Davis was elected treasurer of Tacoma on June 1, 1881. He stayed at the position for three years, being re-elected on May 7, 1882, and June 7, 1883.

After his terms as city treasurer, Davis entered the real estate business, working in the field for several years. During this time, he built the first-ever three-story brick building in Tacoma, and later rented it for "good profit."

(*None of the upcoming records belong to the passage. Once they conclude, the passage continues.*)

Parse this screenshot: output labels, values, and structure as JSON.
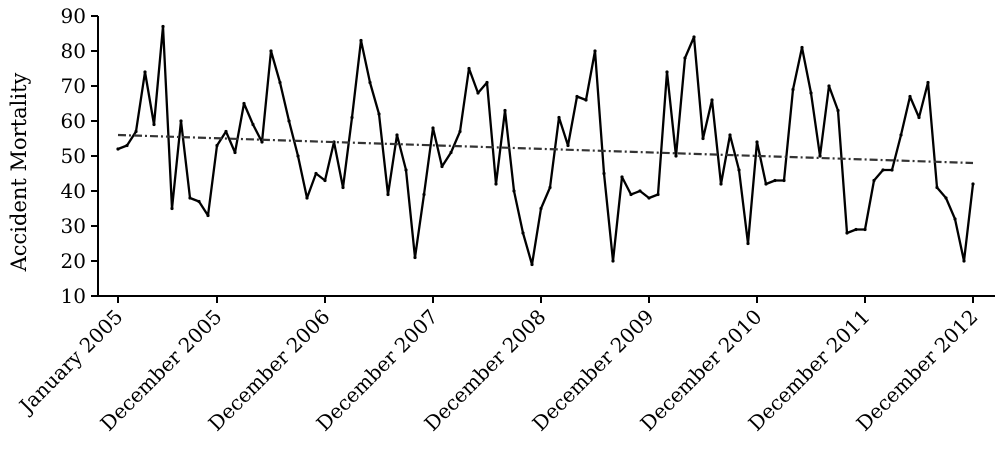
{
  "chart_data": {
    "type": "line",
    "title": "",
    "xlabel": "",
    "ylabel": "Accident Mortality",
    "ylim": [
      10,
      90
    ],
    "yticks": [
      10,
      20,
      30,
      40,
      50,
      60,
      70,
      80,
      90
    ],
    "x_tick_labels": [
      {
        "index": 0,
        "label": "January 2005"
      },
      {
        "index": 11,
        "label": "December 2005"
      },
      {
        "index": 23,
        "label": "December 2006"
      },
      {
        "index": 35,
        "label": "December 2007"
      },
      {
        "index": 47,
        "label": "December 2008"
      },
      {
        "index": 59,
        "label": "December 2009"
      },
      {
        "index": 71,
        "label": "December 2010"
      },
      {
        "index": 83,
        "label": "December 2011"
      },
      {
        "index": 95,
        "label": "December 2012"
      }
    ],
    "grid": false,
    "legend": "none",
    "series": [
      {
        "style": "solid",
        "values": [
          52,
          53,
          57,
          74,
          59,
          87,
          35,
          60,
          38,
          37,
          33,
          53,
          57,
          51,
          65,
          59,
          54,
          80,
          71,
          60,
          50,
          38,
          45,
          43,
          54,
          41,
          61,
          83,
          71,
          62,
          39,
          56,
          46,
          21,
          39,
          58,
          47,
          51,
          57,
          75,
          68,
          71,
          42,
          63,
          40,
          28,
          19,
          35,
          41,
          61,
          53,
          67,
          66,
          80,
          45,
          20,
          44,
          39,
          40,
          38,
          39,
          74,
          50,
          78,
          84,
          55,
          66,
          42,
          56,
          46,
          25,
          54,
          42,
          43,
          43,
          69,
          81,
          68,
          50,
          70,
          63,
          28,
          29,
          29,
          43,
          46,
          46,
          56,
          67,
          61,
          71,
          41,
          38,
          32,
          20,
          42
        ]
      },
      {
        "style": "dash-dot",
        "values": [
          56,
          48
        ]
      }
    ]
  }
}
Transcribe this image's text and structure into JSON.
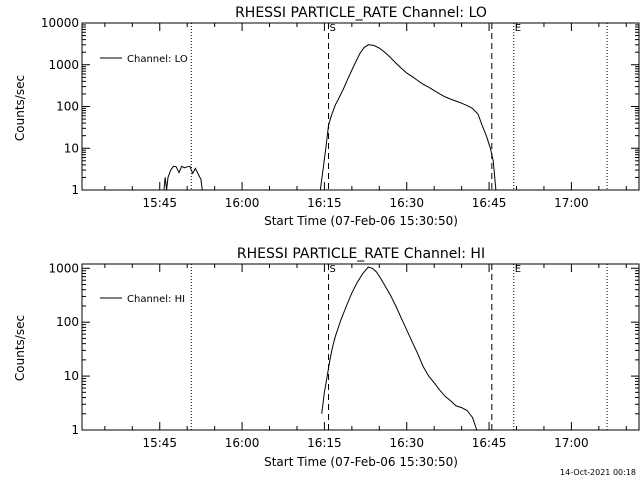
{
  "chart_data": [
    {
      "type": "line",
      "title": "RHESSI PARTICLE_RATE Channel: LO",
      "xlabel": "Start Time (07-Feb-06 15:30:50)",
      "ylabel": "Counts/sec",
      "y_scale": "log",
      "ylim": [
        1,
        10000
      ],
      "xlim": [
        "15:30:50",
        "17:12:30"
      ],
      "x_ticks": [
        "15:45",
        "16:00",
        "16:15",
        "16:30",
        "16:45",
        "17:00"
      ],
      "y_ticks": [
        "1",
        "10",
        "100",
        "1000",
        "10000"
      ],
      "legend": {
        "placement": "top-left",
        "entries": [
          "Channel: LO"
        ]
      },
      "vertical_markers": [
        {
          "time": "15:50:45",
          "style": "dotted"
        },
        {
          "time": "16:15:45",
          "style": "dashed",
          "label": "S"
        },
        {
          "time": "16:45:30",
          "style": "dashed"
        },
        {
          "time": "16:49:30",
          "style": "dotted",
          "label": "E"
        },
        {
          "time": "17:06:30",
          "style": "dotted"
        }
      ],
      "series": [
        {
          "name": "Channel: LO",
          "segments": [
            {
              "x": [
                "15:45:45",
                "15:46:00",
                "15:46:15",
                "15:46:30",
                "15:47:00",
                "15:47:30",
                "15:48:00",
                "15:48:30",
                "15:49:00",
                "15:49:30",
                "15:50:00",
                "15:50:30",
                "15:51:00",
                "15:51:30",
                "15:52:00",
                "15:52:30",
                "15:52:45"
              ],
              "y": [
                1,
                2,
                1,
                2,
                3,
                3.7,
                3.6,
                2.6,
                3.7,
                3.4,
                3.6,
                3.7,
                2.5,
                3.3,
                2.4,
                1.8,
                1
              ]
            },
            {
              "x": [
                "16:14:15",
                "16:14:45",
                "16:15:15",
                "16:15:45",
                "16:16:15",
                "16:17:00",
                "16:17:45",
                "16:18:30",
                "16:19:15",
                "16:20:00",
                "16:20:45",
                "16:21:30",
                "16:22:15",
                "16:23:00",
                "16:24:00",
                "16:25:00",
                "16:26:00",
                "16:27:00",
                "16:28:00",
                "16:29:00",
                "16:30:00",
                "16:31:00",
                "16:32:00",
                "16:33:00",
                "16:34:00",
                "16:35:00",
                "16:36:00",
                "16:37:00",
                "16:38:00",
                "16:39:00",
                "16:40:00",
                "16:41:00",
                "16:42:00",
                "16:43:00",
                "16:43:45",
                "16:44:30",
                "16:45:15",
                "16:45:45",
                "16:46:15"
              ],
              "y": [
                1,
                3,
                10,
                35,
                60,
                110,
                170,
                270,
                450,
                750,
                1200,
                1900,
                2600,
                3000,
                2900,
                2500,
                2000,
                1500,
                1100,
                830,
                630,
                520,
                420,
                340,
                290,
                240,
                200,
                170,
                150,
                135,
                120,
                105,
                90,
                65,
                35,
                20,
                10,
                5,
                1
              ]
            }
          ]
        }
      ]
    },
    {
      "type": "line",
      "title": "RHESSI PARTICLE_RATE Channel: HI",
      "xlabel": "Start Time (07-Feb-06 15:30:50)",
      "ylabel": "Counts/sec",
      "y_scale": "log",
      "ylim": [
        1,
        1200
      ],
      "xlim": [
        "15:30:50",
        "17:12:30"
      ],
      "x_ticks": [
        "15:45",
        "16:00",
        "16:15",
        "16:30",
        "16:45",
        "17:00"
      ],
      "y_ticks": [
        "1",
        "10",
        "100",
        "1000"
      ],
      "legend": {
        "placement": "top-left",
        "entries": [
          "Channel: HI"
        ]
      },
      "vertical_markers": [
        {
          "time": "15:50:45",
          "style": "dotted"
        },
        {
          "time": "16:15:45",
          "style": "dashed",
          "label": "S"
        },
        {
          "time": "16:45:30",
          "style": "dashed"
        },
        {
          "time": "16:49:30",
          "style": "dotted",
          "label": "E"
        },
        {
          "time": "17:06:30",
          "style": "dotted"
        }
      ],
      "series": [
        {
          "name": "Channel: HI",
          "segments": [
            {
              "x": [
                "16:14:30",
                "16:15:00",
                "16:15:30",
                "16:16:00",
                "16:16:30",
                "16:17:00",
                "16:18:00",
                "16:19:00",
                "16:20:00",
                "16:21:00",
                "16:22:00",
                "16:23:00",
                "16:23:45",
                "16:24:30",
                "16:25:15",
                "16:26:00",
                "16:27:00",
                "16:28:00",
                "16:29:00",
                "16:30:00",
                "16:31:00",
                "16:32:00",
                "16:33:00",
                "16:34:00",
                "16:35:00",
                "16:36:00",
                "16:37:00",
                "16:38:00",
                "16:39:00",
                "16:40:00",
                "16:41:00",
                "16:42:00",
                "16:42:45"
              ],
              "y": [
                2,
                5,
                10,
                20,
                35,
                55,
                110,
                200,
                350,
                550,
                800,
                1050,
                1000,
                850,
                650,
                480,
                320,
                200,
                120,
                72,
                43,
                26,
                15,
                10,
                7.5,
                5.5,
                4.2,
                3.5,
                2.8,
                2.6,
                2.3,
                1.7,
                1
              ]
            }
          ]
        }
      ]
    }
  ],
  "footer": {
    "timestamp": "14-Oct-2021 00:18"
  }
}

Living in Tacoma, Davis also worked as a general agent for the Northern Pacific Railway. In 1881, he became a member of the first Tacoma military organization.

===Claquato, Washington===

In 1888, Davis returned to live at his farm in Claquato, Washington. There, he invested in the anthracite coal mining business located on the Cowlitz River. The deposits in that area were then considered "the purest in the state or in the west."

Davis was still investing in property as a general speculator. As a real estate businessman, Davis donated 5 acre of Claquato land, at the time priced $100 per acre ($2,600 per acre in 2020 dollars (Note: The approximate value converted to 2020 dollars, based on a standard adjustment of the 1913 dollar value using the Consumer Price Index as calculated by United States Department of Labor.)), to the Independent Order of Odd Fellows Cemetery.

===Other positions and activity===

From 1896 to 1900, Davis was a member of the board of curators in Washington State Historical Society. At different times, he worked under the leadership of Arthur A. Denny, Washingtonian pioneer and one of Seattle's founders, and William Farrand Prosser, American politician, historian and Union Army colonel.

==Personal life and death==

Davis married Ida A. Scott in 1889. Originally from Pennsylvania, she emigrated to Washington State in 1884 with her family. Henry and Ida had a daughter Ethel Lillian Davis and a son Donald Jerome Davis.

The Davises were members of the Presbyterian church.

Davis died on April 22, 1912, in Claquato, Washington, and was buried in Claquato Cemetery. He left an estate estimated at $110,000 ($170,000), which was equally divided between his living family members: wife Ida and son Donald. Some funds were also allocated in support of Davis' blind sister.